—¡Ah! ¡ah!—dijo Dunsey, volviendo la cabeza de lado y tratando de hablar con una vocecita aflautada—. Y la linda señorita Nancy estará allí, y bailaremos con ella, y le prometeremos no ser malo, y volveremos a entrar en favor y...

—Tened la lengua al hablar de la señorita Nancy, pedazo de tonto—dijo Godfrey rojo de cólera—, u os estrangulo.

—¿Para qué?—dijo Dunsey, siempre con tono afectado, pero tomando un látigo de sobre la mesa y golpeándose con el cabo en la palma de la mano—. Se os presenta una buena ocasión. Os aconsejo que entréis en sus gracias; eso ahorraría tiempo, si Molly llegara a beber una gota de láudano de más, y os dejara viudo. Poco le importaría a la señorita Nancy ser la segunda, si lo ignorara. Y vos tenéis un excelente hermano que guardará bien vuestro secreto, y vos seréis muy amable con él.

—Voy a deciros lo que pasa—dijo Godfrey trémulo y vuelto a ponerse pálido—. Mi paciencia está casi agotada. Si fuerais algo más vivo, sabríais que es posible llevar a un hombre demasiado lejos y hacerle tan fácil franquear este o aquel obstáculo. No estoy seguro de no encontrarme ya en este punto; yo puedo también revelarle todo al squire. Por lo menos, no me seguiréis molestando, si no consigo otra cosa. Y, al fin y al cabo, tendrá que saber la verdad. Ella me ha amenazado con venir a decírselo todo en persona. Por consiguiente, no os jactéis de que vuestro silencio valga el precio que se os ocurra asignarle. Me arrancáis mi dinero de tal modo que no me queda ninguno para apaciguar a esa mujer y un día cumplirá sus amenazas. Le diré todo a mi padre. En cuanto a vos, idos al diablo.

Dunsey se dio cuenta de que había ido más allá de lo que debía, y que había llegado a un extremo en que el propio Godfrey, el hombre irresoluto, era capaz de tomar una resolución. Sin embargo, dijo con indiferencia:

—Como queráis; pero ante todo, voy a beber un trago de cerveza.

Y después de haber llamado, se recostó en dos sillas y se puso a golpear la repisa de la ventana con el mango del látigo.
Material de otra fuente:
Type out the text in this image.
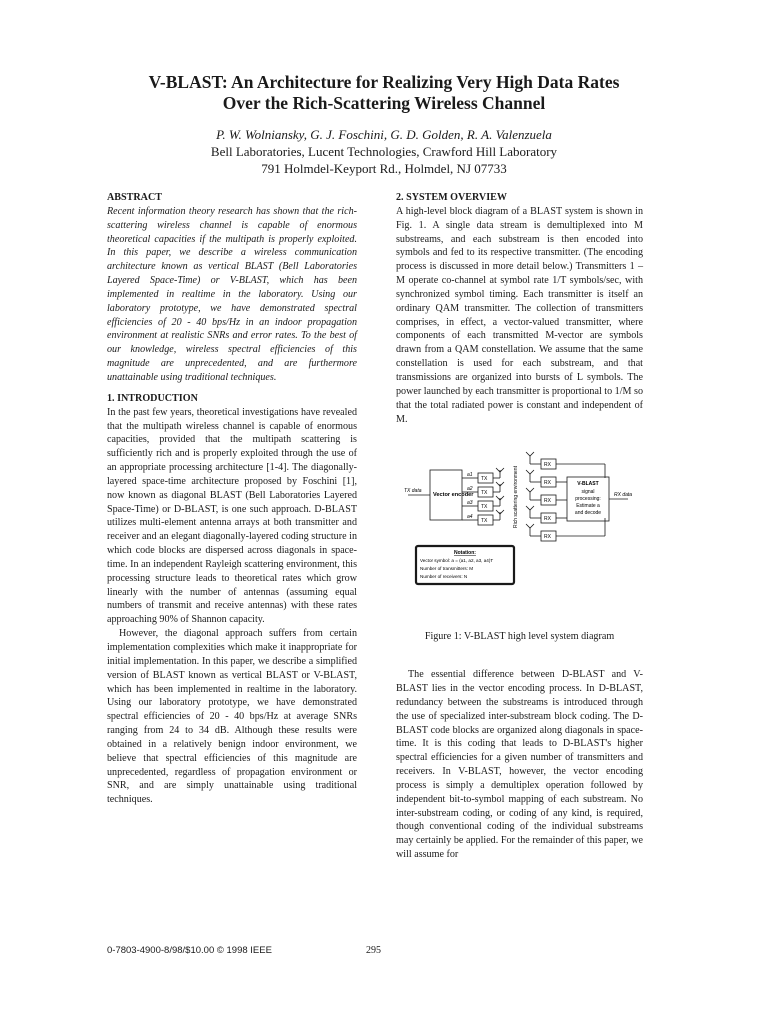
V-BLAST: An Architecture for Realizing Very High Data Rates
Over the Rich-Scattering Wireless Channel
P. W. Wolniansky, G. J. Foschini, G. D. Golden, R. A. Valenzuela
Bell Laboratories, Lucent Technologies, Crawford Hill Laboratory
791 Holmdel-Keyport Rd., Holmdel, NJ 07733

ABSTRACT

Recent information theory research has shown that the rich-scattering wireless channel is capable of enormous theoretical capacities if the multipath is properly exploited. In this paper, we describe a wireless communication architecture known as vertical BLAST (Bell Laboratories Layered Space-Time) or V-BLAST, which has been implemented in realtime in the laboratory. Using our laboratory prototype, we have demonstrated spectral efficiencies of 20 - 40 bps/Hz in an indoor propagation environment at realistic SNRs and error rates. To the best of our knowledge, wireless spectral efficiencies of this magnitude are unprecedented, and are furthermore unattainable using traditional techniques.

1. INTRODUCTION

In the past few years, theoretical investigations have revealed that the multipath wireless channel is capable of enormous capacities, provided that the multipath scattering is sufficiently rich and is properly exploited through the use of an appropriate processing architecture [1-4]. The diagonally-layered space-time architecture proposed by Foschini [1], now known as diagonal BLAST (Bell Laboratories Layered Space-Time) or D-BLAST, is one such approach. D-BLAST utilizes multi-element antenna arrays at both transmitter and receiver and an elegant diagonally-layered coding structure in which code blocks are dispersed across diagonals in space-time. In an independent Rayleigh scattering environment, this processing structure leads to theoretical rates which grow linearly with the number of antennas (assuming equal numbers of transmit and receive antennas) with these rates approaching 90% of Shannon capacity.

However, the diagonal approach suffers from certain implementation complexities which make it inappropriate for initial implementation. In this paper, we describe a simplified version of BLAST known as vertical BLAST or V-BLAST, which has been implemented in realtime in the laboratory. Using our laboratory prototype, we have demonstrated spectral efficiencies of 20 - 40 bps/Hz at average SNRs ranging from 24 to 34 dB. Although these results were obtained in a relatively benign indoor environment, we believe that spectral efficiencies of this magnitude are unprecedented, regardless of propagation environment or SNR, and are simply unattainable using traditional techniques.

2. SYSTEM OVERVIEW

A high-level block diagram of a BLAST system is shown in Fig. 1. A single data stream is demultiplexed into M substreams, and each substream is then encoded into symbols and fed to its respective transmitter. (The encoding process is discussed in more detail below.) Transmitters 1 – M operate co-channel at symbol rate 1/T symbols/sec, with synchronized symbol timing. Each transmitter is itself an ordinary QAM transmitter. The collection of transmitters comprises, in effect, a vector-valued transmitter, where components of each transmitted M-vector are symbols drawn from a QAM constellation. We assume that the same constellation is used for each substream, and that transmissions are organized into bursts of L symbols. The power launched by each transmitter is proportional to 1/M so that the total radiated power is constant and independent of M.

TX data
Vector encoder
TX
TX
TX
TX
a1
a2
a3
a4	Rich scattering environment
RX
RX
RX
RX
RX
V-BLAST
signal
processing:
Estimate a
and decode
RX data
Notation:
Vector symbol: a = (a1, a2, a3, a4)T
Number of transmitters: M
Number of receivers: N

Figure 1: V-BLAST high level system diagram

The essential difference between D-BLAST and V-BLAST lies in the vector encoding process. In D-BLAST, redundancy between the substreams is introduced through the use of specialized inter-substream block coding. The D-BLAST code blocks are organized along diagonals in space-time. It is this coding that leads to D-BLAST's higher spectral efficiencies for a given number of transmitters and receivers. In V-BLAST, however, the vector encoding process is simply a demultiplex operation followed by independent bit-to-symbol mapping of each substream. No inter-substream coding, or coding of any kind, is required, though conventional coding of the individual substreams may certainly be applied. For the remainder of this paper, we will assume for

0-7803-4900-8/98/$10.00 © 1998 IEEE	295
Godfrey había permanecido de pie, con la espalda vuelta al fuego, agitando los dedos con inquietud en medio del contenido de los bolsillos de su saco, y con la mirada fija en el suelo. Su alto cuerpo musculoso estaba lleno de coraje físico; sin embargo, no le sugería ninguna decisión cuando los peligros que había que afrontar no consistían en acogotar a alguien. Su irresolución natural y su cobardía moral eran exageradas por una situación cuyas consecuencias temibles parecían hacer presión de todos lados con la misma fuerza.

Su irritación lo hubiera llevado en seguida a desafiar a Dunstan, y a anticiparse a todas las denuncias, si las miserias que le acarrearía el proceder así no le hubieran parecido más insoportables que el mal actual. Los resultados de una confesión no eran dudosos, eran seguros, mientras que la denuncia permanecía incierta.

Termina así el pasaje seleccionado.